In my floor with give ativan to stable the patient and if patient still have problem with breathing. Call the hospice because they probably have something for the patient.

Don't panic. Agonal breathing is a natural part of the dying process. Morphine is typically prescribed for it because it makes the breathing more "normal" looking for the people who are with the one dying...it usually isn't prescribed for patient comfort because agonal breathing is probably not uncomfortable for the dying patient, as once agonal patterns happen they are usually unconscious by that point anyway. Good luck!
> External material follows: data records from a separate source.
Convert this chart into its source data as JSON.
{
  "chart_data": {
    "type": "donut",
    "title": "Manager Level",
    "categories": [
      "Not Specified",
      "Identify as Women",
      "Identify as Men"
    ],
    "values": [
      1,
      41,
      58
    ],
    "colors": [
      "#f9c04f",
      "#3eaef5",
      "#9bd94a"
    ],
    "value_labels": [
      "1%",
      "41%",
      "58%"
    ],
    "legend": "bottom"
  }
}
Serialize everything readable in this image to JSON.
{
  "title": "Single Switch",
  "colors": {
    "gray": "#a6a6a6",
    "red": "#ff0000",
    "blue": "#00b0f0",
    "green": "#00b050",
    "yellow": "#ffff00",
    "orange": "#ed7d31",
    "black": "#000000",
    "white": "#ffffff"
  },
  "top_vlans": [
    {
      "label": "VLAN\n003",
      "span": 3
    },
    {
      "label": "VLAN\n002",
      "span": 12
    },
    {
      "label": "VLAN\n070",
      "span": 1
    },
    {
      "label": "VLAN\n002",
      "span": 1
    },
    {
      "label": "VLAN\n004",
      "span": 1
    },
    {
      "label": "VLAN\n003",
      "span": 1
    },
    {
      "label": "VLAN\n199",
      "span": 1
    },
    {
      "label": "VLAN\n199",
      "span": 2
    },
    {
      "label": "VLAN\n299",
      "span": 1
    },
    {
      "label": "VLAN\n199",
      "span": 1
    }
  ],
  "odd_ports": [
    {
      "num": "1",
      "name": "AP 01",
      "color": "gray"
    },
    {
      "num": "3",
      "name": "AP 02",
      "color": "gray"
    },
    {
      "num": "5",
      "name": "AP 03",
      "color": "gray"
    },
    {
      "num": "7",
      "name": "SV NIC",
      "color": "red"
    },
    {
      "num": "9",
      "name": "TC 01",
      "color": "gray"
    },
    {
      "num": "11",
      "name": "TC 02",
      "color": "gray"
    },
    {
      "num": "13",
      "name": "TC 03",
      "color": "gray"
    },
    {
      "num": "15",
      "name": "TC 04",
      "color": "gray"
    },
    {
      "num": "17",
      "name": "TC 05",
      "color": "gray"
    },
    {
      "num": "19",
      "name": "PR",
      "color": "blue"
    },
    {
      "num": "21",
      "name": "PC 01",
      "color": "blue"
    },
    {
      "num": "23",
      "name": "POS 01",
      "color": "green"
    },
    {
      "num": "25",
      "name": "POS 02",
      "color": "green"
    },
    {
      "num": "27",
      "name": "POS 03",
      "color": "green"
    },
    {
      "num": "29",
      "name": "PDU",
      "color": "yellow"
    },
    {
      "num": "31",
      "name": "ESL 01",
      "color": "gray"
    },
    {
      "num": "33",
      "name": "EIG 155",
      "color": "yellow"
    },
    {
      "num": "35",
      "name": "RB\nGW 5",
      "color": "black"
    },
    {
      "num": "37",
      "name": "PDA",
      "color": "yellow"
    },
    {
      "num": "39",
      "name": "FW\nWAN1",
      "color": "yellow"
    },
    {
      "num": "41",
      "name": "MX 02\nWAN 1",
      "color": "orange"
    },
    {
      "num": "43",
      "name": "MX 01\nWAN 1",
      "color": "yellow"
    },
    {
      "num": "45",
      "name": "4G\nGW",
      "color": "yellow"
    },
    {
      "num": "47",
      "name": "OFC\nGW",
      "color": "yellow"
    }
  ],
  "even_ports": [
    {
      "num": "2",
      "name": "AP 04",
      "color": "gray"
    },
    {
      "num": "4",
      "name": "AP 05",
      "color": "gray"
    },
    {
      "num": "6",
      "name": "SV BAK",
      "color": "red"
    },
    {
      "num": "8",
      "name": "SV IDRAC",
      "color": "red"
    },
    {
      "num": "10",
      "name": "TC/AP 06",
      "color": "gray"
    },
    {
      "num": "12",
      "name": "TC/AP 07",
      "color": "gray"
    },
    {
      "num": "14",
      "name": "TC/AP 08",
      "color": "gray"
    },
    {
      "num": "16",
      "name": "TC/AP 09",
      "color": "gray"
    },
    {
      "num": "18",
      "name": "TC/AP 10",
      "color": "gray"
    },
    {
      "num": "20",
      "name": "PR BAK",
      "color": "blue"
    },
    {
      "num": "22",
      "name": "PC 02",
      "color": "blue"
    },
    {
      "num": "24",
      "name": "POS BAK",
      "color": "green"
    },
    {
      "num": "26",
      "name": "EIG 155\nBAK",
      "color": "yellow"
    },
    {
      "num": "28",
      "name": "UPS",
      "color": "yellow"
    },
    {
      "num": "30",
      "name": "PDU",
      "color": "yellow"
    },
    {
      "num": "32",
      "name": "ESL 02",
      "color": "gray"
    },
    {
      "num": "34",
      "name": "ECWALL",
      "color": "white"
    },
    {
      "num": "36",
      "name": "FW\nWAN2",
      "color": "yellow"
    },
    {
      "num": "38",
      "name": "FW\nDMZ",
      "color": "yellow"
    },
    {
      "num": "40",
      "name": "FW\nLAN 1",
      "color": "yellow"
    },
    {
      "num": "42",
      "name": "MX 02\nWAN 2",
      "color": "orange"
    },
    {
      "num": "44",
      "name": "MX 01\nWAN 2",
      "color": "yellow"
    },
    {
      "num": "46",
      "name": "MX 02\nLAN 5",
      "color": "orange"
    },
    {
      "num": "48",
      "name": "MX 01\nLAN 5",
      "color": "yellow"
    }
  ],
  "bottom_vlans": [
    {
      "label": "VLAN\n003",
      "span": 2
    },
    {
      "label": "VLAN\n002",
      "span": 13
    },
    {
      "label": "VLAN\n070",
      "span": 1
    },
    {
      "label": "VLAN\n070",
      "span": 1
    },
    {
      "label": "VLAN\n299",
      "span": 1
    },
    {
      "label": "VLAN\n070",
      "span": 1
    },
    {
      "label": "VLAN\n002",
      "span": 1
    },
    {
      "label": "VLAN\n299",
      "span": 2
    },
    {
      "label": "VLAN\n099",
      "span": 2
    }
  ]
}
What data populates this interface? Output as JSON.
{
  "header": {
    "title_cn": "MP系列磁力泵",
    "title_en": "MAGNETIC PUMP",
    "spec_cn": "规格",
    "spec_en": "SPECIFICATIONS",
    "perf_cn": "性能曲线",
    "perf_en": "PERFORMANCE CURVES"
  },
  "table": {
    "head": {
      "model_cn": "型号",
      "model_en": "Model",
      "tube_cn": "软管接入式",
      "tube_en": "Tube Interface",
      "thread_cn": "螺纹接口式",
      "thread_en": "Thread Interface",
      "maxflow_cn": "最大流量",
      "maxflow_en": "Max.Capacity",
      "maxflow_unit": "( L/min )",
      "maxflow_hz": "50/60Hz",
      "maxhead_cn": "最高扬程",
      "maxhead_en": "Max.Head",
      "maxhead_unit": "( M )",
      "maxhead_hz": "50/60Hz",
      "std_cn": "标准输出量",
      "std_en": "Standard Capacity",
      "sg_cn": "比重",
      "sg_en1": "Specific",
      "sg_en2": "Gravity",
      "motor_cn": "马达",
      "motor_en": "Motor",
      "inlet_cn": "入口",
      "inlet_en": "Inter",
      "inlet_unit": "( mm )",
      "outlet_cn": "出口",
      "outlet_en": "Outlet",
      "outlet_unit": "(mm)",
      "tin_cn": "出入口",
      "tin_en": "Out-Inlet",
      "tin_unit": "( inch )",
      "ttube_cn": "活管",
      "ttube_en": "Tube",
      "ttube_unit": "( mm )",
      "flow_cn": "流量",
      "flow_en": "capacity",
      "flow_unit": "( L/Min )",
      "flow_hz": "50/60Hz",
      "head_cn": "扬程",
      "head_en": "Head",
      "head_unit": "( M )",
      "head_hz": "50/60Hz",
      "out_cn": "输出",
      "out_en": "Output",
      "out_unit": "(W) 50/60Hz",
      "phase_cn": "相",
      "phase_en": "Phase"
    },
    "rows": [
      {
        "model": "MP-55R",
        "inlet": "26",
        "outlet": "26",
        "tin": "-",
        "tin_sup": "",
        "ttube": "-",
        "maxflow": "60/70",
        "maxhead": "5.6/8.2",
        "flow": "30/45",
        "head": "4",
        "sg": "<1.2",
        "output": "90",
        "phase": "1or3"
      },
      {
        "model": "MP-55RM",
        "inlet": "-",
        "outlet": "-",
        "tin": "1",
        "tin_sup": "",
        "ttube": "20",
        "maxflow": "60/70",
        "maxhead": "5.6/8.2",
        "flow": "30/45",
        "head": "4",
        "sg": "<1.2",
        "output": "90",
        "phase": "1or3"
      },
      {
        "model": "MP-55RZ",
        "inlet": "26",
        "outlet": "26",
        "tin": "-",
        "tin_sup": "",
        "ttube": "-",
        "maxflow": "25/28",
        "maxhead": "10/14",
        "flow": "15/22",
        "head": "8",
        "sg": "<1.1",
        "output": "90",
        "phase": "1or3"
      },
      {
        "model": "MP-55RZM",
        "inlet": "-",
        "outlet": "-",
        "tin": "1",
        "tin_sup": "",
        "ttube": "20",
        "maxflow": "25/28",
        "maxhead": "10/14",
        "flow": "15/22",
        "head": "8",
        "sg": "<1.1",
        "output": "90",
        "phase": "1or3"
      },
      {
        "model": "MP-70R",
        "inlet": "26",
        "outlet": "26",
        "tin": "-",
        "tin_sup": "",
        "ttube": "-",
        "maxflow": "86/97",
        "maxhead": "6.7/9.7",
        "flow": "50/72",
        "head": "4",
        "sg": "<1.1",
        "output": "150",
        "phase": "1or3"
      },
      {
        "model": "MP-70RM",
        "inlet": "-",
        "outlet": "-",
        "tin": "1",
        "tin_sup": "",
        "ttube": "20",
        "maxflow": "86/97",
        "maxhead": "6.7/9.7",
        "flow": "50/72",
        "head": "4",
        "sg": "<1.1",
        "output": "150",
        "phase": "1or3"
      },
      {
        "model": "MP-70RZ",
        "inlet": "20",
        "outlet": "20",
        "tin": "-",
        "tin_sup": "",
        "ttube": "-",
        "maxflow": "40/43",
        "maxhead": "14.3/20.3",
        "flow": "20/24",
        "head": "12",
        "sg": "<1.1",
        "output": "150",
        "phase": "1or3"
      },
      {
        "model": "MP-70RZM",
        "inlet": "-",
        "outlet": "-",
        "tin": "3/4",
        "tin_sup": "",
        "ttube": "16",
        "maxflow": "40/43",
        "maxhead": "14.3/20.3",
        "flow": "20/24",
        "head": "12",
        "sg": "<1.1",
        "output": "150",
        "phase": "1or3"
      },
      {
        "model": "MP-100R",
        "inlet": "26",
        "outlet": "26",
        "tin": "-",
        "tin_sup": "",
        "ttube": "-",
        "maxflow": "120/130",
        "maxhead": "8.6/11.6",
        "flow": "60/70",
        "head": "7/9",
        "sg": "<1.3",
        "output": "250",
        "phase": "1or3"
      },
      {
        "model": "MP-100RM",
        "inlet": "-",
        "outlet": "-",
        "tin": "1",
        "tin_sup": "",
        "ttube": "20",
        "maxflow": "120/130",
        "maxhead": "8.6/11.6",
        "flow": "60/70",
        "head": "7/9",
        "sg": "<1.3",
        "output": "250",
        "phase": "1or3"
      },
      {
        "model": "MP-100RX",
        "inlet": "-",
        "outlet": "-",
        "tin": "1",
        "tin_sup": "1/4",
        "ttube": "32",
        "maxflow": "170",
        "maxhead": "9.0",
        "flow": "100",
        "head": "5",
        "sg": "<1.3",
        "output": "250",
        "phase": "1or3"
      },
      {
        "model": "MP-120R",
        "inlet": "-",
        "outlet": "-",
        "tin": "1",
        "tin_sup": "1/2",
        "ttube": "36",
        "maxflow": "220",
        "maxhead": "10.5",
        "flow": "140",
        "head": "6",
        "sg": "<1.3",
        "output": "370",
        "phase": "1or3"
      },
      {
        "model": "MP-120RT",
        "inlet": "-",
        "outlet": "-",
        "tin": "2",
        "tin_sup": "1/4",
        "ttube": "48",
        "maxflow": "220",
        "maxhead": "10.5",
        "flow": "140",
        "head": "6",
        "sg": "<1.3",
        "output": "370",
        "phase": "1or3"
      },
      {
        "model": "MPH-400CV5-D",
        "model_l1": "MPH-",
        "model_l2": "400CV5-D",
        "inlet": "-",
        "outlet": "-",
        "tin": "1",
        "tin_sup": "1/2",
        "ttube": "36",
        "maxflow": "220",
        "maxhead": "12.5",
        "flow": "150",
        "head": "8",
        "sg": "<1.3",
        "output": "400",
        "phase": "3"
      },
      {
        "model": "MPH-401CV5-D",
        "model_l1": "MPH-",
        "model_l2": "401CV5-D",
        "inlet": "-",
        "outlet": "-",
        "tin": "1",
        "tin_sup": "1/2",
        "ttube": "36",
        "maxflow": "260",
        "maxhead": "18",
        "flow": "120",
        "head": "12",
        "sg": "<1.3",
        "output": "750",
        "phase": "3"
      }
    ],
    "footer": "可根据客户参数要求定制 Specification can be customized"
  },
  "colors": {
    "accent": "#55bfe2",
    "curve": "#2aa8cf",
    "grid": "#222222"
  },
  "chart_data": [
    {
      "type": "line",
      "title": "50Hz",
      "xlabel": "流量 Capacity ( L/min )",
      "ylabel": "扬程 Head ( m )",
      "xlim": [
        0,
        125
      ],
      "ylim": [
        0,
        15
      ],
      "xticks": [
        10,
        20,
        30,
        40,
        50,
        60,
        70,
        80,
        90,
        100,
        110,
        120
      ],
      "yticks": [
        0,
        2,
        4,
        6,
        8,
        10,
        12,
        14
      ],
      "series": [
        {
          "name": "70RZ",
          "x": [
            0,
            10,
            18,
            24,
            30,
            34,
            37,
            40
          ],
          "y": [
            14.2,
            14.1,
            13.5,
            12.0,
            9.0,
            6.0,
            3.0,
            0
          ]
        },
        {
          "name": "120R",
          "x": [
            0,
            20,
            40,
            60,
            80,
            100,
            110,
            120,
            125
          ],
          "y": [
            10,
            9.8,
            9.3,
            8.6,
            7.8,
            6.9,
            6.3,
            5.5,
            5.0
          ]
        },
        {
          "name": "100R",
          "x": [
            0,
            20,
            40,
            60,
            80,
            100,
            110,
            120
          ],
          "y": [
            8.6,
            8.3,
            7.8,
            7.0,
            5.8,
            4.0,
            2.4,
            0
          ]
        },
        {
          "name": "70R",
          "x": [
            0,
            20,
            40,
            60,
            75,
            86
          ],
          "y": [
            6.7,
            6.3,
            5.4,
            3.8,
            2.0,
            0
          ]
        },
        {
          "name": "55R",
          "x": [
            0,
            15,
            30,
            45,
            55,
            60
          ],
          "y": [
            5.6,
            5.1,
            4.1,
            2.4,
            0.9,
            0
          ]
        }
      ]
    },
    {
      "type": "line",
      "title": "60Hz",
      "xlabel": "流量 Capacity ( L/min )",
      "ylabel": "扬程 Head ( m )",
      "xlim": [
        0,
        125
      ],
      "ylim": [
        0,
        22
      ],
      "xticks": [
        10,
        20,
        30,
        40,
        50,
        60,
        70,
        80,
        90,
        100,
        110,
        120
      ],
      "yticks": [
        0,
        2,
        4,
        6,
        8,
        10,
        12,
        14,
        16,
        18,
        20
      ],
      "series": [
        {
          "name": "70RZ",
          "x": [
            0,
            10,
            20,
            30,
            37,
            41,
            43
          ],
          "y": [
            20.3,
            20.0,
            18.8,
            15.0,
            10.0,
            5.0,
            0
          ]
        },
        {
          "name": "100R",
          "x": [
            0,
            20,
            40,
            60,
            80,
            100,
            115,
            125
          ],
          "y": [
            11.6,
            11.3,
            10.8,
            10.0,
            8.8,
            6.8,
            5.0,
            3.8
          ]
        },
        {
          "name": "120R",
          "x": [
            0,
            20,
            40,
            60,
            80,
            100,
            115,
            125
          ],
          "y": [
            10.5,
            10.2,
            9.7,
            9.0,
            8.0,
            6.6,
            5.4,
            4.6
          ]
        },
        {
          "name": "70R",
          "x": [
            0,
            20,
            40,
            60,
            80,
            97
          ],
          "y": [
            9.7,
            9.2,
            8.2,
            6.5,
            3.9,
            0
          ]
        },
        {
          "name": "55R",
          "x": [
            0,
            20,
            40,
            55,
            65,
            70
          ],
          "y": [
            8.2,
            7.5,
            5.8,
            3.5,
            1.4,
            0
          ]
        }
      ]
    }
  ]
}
you're right...agonal breathing reflects a primitive level of brain function, therefore, is highly unlikely there is any discomfort since the pt isn't cognizant or conscious.

we'll do stuff more for the families sake.

otherwise, it is a natural, pre-death respiration that is neither invasive or stressful.

leslie

I was thinking that is what it sounded like. People tend to do Cheyne-stokes breathing shortly before they die. If they are a DNR pt, medicate them to keep them comfortable, if they are with it I usually try to do ativan and morphine, if they are lethargic or comatose I tend to stick with just the morphine. If the patient is a full code and they start doing that type of breathing, you had better be letting the doctor know asap because they will probably code before long!

I do a lot of home hospice and by the time a person has hit 30 BPM - Cheyne-stokes, the patient has already been given the max of ativan and morphine. True the patient is going to code usualy within the next 20 minutes.